Loreena McKennitt en Sevilla

 

Loreena Mackennitt pidió que no se hicieran fotos durante el concierto 

Se dice que la patria de la humanidad es la infancia, pero esta frase, además de pretenciosa es atrevida. La patria de la humanidad no es una, sino muchas, tantas como emociones hayamos anclado en nuestros recuerdos en los diferentes momentos de nuestra vida. Y en el cofre en el que se atesoran los míos, aguardan las canciones de Loreena McKennitt como en un bucle infinito. Junto a ella, los castaños que nos guían hasta La Canaleja, la leña, el humo y el fuego del hogar, mis hijos, mi padre, mi madre, y sobre todo, Jose Ángel que ponía sobre mi vientre, en el que crecía Pablo, sus cascos del discman mientras sonaba el álbum The book of secret y, bromeando, le decía al bebe nonato que era yo la que cantaba.

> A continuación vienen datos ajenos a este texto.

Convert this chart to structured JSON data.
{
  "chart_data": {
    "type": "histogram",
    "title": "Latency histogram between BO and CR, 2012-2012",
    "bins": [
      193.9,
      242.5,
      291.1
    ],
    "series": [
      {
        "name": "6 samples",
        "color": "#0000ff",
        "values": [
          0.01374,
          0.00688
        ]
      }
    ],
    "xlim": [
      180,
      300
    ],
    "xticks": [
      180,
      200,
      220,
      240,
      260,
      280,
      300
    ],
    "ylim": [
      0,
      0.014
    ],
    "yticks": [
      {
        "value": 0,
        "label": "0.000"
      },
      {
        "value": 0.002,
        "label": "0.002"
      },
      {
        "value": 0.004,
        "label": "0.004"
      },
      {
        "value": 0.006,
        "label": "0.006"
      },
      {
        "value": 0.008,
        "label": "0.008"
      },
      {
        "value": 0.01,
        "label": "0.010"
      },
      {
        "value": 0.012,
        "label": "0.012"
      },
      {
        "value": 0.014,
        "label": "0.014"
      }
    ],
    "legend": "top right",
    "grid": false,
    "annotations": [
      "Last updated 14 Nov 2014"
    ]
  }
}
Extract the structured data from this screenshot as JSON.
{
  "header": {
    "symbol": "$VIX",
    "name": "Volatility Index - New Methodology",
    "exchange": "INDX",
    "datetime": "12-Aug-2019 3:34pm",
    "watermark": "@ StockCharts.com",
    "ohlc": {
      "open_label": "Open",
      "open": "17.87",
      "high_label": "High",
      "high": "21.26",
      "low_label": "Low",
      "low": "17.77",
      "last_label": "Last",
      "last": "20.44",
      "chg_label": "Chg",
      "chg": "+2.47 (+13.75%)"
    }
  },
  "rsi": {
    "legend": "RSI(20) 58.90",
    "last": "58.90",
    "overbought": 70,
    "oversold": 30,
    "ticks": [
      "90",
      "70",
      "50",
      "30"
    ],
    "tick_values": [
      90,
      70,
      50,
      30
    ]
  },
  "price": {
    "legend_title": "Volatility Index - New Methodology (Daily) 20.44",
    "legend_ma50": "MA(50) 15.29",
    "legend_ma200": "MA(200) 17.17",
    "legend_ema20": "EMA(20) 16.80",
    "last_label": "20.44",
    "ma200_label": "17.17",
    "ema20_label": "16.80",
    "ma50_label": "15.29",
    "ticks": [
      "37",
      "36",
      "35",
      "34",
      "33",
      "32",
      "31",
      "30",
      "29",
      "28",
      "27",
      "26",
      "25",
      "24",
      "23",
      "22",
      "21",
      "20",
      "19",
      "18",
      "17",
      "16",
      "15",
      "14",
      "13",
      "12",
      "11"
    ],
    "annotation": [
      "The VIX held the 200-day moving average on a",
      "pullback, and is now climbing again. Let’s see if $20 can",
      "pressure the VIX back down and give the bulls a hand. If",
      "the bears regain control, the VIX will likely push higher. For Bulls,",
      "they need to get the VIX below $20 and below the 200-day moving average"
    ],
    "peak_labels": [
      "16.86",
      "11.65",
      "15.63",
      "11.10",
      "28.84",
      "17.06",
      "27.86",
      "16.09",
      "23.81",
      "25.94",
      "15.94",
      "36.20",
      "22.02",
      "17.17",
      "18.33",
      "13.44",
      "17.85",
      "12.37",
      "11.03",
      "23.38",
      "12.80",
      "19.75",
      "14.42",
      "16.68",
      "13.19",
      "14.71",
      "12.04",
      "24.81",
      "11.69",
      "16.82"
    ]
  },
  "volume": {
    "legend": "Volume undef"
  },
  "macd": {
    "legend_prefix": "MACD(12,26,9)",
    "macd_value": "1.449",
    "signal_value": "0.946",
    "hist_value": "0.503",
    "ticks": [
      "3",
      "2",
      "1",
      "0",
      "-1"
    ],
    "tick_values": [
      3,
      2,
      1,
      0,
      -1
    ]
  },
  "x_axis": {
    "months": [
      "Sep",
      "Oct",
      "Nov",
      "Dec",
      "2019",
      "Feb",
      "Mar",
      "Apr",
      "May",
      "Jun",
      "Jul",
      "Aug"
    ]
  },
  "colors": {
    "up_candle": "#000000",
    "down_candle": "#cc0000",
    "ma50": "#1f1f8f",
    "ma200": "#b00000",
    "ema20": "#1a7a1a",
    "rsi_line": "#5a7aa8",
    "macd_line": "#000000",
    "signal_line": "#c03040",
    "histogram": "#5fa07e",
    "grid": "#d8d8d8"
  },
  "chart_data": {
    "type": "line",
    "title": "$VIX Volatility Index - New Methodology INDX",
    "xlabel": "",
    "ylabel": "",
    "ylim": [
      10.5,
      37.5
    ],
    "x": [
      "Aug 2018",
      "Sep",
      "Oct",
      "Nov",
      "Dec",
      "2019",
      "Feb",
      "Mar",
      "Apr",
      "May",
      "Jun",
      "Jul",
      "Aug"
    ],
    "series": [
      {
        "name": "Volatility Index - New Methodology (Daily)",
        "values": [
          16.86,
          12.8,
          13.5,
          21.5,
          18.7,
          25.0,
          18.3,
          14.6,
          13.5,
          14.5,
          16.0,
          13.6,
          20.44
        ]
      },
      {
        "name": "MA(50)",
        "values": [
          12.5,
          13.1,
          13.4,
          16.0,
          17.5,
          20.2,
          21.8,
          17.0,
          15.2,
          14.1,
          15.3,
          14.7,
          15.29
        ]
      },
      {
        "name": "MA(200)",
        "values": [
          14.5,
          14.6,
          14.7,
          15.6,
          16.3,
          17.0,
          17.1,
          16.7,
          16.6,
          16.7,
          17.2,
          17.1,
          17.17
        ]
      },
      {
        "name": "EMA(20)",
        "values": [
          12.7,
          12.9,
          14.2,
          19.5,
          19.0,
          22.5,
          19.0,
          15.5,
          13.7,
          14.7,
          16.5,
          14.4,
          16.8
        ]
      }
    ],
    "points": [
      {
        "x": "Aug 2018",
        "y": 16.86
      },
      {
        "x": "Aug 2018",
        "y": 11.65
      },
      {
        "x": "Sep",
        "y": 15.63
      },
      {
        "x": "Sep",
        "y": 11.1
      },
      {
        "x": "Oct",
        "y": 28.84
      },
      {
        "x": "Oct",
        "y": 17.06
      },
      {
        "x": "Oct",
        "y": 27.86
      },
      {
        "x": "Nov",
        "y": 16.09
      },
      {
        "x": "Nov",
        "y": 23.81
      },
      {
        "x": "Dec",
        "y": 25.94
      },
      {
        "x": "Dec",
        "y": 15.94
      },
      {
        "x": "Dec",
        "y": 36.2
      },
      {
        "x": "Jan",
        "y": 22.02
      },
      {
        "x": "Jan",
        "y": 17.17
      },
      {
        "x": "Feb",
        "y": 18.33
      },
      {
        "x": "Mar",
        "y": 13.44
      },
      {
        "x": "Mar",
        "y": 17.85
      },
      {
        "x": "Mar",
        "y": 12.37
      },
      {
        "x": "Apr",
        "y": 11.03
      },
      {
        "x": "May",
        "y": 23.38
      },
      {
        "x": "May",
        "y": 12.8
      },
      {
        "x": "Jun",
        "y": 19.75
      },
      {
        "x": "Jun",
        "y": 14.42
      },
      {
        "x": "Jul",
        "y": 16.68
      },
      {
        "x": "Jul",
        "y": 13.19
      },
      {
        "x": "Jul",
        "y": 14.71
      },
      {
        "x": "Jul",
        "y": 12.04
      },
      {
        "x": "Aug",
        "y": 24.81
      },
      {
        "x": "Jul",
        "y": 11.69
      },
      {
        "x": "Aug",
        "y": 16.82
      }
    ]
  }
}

De eso hace ya 27 años, pero escucharla sigue siendo el mismo remanso de paz, de belleza y de conexión con la tierra, y su universo musical el despertar de sentimientos preñados de nostalgia, sensaciones agridulces que, a menudo, me rompen el alma.

Viajamos hasta La Rábida 15 años atrás para disfrutar de su música, también en una noche de verano, y en esta ocasión ha sido ella la que nos buscó y encontró el domingo 7 de julio en La Plaza de España de Sevilla.

La música en directo, su voz, apenas gastada por el tiempo, y la puesta en escena austera y elegante como acostumbra, fue un regalo envuelto por una noche que ignoró el calor propio del mes de julio.

Como ella misma expresó, la mayor parte del concierto la dedicaría al álbum The Mask And Mirror, haciendo volar sus hermosas notas junto a una tímida brisa que embelleció su cabello y su rostro.

Arropada por el edificio emblemático de Aníbal González, franqueado por el Parque de María Luisa, Loreena Mckennitt embriagó al viento, al cielo nocturno y nos embriagó a nosotros, que nos mecíamos a la par de sus melodías telúricas de cosmogonía ancestral.

Caroline Lavelle al violonchelo y puntualmente al acordeón y a la flauta dulce, Brian Hughes a las guitarras y el bouzouki, Hugh Marsh al violín, Dudley Phillips al bajo eléctrico y contrabajo y Robert Brian a la batería, acompañaron a esta artista canadiense que comenzó vendiendo en la calle las cintas de casete que ella misma producía.  

Loreena, nuestra Loreena, al piano eléctrico y de cola, al acordeón y como no, al arpa, desgranó las canciones que nos sabíamos de memoria y que nos trasportarían a mundos celtas, exóticos y españoles, como el tema Santiago, con el que vibraron las gradas y los palcos.

Desde Marrakesh hasta Camelot, pasando por Ítaca y el lejano Oriente, su música fusiona el folk celta y la llamada new age con toques medievales que enmarcan las historias y las funde en un alambique en el que caben las tres culturas.

Loreena Mckennitt, con más de 14 millones de discos vendidos y una carrera que alcanza las tres décadas, dijo sobre el lugar en el que se encontraba, que era el más bonito en el que había tocado en toda su vida, y en sintonía nos dedicó dos bises Spanish Guitars And Night Plazas y al arpa Tango to Evora cerrando el concierto que cubrió de emoción y belleza cada poro de nuestra piel.

Ciertamente nuestra infancia puede ser nuestra patria, pero también lo es el recuerdo de tantos momentos en los que su voz, su letra y su música nos ha acompañado.